Diagnosing and Repairing Unsafe Channels in Vision-Language Models via Causal Discovery and Dual-Modal Safety Subspace Projection
Jinhu Fu 1,2, Yihang Lou 3, Qingyi Si 3, Shudong Zhang 3, Yan Bai 4, Sen Su 1,2
1 Beijing University of Posts and Telecommunications
Published on arXiv
2603.27240
Input Manipulation Attack
OWASP ML Top 10 — ML01
Prompt Injection
OWASP LLM Top 10 — LLM01
Key Finding
Significantly enhances safety robustness across multiple benchmarks without degrading general multimodal capabilities, outperforming activation steering and alignment baselines with good transferability to unseen attacks
CARE
Novel technique introduced
Large Vision-Language Models (LVLMs) have achieved impressive performance across multimodal understanding and reasoning tasks, yet their internal safety mechanisms remain opaque and poorly controlled.
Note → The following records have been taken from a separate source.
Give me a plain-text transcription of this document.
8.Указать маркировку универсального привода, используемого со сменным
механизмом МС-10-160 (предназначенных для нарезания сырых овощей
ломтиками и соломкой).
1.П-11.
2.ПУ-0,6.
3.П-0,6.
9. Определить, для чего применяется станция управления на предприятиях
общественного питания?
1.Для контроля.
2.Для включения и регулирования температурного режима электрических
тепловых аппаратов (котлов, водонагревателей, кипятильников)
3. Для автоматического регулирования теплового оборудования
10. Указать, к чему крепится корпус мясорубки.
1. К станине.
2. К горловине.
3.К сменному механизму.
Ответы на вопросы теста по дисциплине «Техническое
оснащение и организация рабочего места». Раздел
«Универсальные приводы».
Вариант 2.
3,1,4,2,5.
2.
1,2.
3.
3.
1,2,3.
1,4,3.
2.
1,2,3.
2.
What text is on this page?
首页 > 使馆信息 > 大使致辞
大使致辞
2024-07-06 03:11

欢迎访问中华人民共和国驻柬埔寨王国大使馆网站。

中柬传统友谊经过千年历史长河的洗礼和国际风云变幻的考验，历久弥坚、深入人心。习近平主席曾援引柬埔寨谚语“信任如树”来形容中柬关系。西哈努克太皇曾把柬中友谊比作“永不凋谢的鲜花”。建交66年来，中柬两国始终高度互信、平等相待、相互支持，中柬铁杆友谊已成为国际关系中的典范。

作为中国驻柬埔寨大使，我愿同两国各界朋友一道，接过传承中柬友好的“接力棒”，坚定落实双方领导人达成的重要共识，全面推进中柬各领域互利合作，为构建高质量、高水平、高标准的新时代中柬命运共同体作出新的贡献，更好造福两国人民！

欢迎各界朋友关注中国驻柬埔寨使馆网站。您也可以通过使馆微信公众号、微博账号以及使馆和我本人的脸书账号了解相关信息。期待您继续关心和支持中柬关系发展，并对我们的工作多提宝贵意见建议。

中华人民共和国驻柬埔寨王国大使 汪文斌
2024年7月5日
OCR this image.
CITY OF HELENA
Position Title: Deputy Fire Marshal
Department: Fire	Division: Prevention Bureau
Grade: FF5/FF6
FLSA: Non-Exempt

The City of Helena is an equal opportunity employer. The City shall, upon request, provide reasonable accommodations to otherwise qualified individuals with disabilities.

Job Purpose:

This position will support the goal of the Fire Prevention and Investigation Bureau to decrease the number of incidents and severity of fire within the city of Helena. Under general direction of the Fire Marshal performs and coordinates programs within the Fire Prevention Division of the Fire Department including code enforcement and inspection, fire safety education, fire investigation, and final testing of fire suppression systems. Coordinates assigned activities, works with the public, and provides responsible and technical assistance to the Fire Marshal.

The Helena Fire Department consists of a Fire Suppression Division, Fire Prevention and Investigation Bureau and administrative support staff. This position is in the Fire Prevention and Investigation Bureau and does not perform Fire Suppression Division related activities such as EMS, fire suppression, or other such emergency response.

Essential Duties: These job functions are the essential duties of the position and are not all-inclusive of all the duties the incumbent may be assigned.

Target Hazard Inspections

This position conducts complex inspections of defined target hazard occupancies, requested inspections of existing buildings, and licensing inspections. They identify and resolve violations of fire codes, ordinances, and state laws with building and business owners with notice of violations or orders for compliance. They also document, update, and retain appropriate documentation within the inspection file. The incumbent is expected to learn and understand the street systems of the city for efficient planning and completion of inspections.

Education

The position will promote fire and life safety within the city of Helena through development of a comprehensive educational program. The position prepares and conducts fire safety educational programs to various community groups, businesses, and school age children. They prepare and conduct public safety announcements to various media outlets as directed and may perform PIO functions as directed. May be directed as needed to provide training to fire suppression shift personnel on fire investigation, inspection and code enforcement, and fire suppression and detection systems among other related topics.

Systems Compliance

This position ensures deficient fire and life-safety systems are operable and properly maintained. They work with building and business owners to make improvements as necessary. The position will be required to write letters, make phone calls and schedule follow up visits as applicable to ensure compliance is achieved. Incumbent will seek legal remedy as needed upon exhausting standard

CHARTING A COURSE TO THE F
In this work, we present a comprehensive framework for diagnosing and repairing unsafe channels within LVLMs (CARE). We first perform causal mediation analysis to identify neurons and layers that are causally responsible for unsafe behaviors. Based on these findings, we introduce a dual-modal safety subspace projection method that learns generalized safety subspaces for both visual and textual modalities through generalized eigen-decomposition between benign and malicious activations. During inference, activations are dynamically projected toward these safety subspaces via a hybrid fusion mechanism that adaptively balances visual and textual corrections, effectively suppressing unsafe features while preserving semantic fidelity. Extensive experiments on multiple safety benchmarks demonstrate that our causal-subspace repair framework significantly enhances safety robustness without degrading general multimodal capabilities, outperforming prior activation steering and alignment-based baselines. Additionally, our method exhibits good transferability, defending against unseen attacks.
Key Contributions
- Causal mediation analysis framework to identify neurons and layers responsible for unsafe VLM behaviors
- Dual-modal safety subspace projection method using generalized eigen-decomposition to learn safety subspaces for visual and textual modalities
- Hybrid fusion mechanism that adaptively balances visual and textual safety corrections while preserving semantic fidelity
🛡️ Threat Analysis
Defends against adversarial inputs (malicious visual and textual inputs) that trigger unsafe VLM behaviors by projecting activations toward safety subspaces at inference time.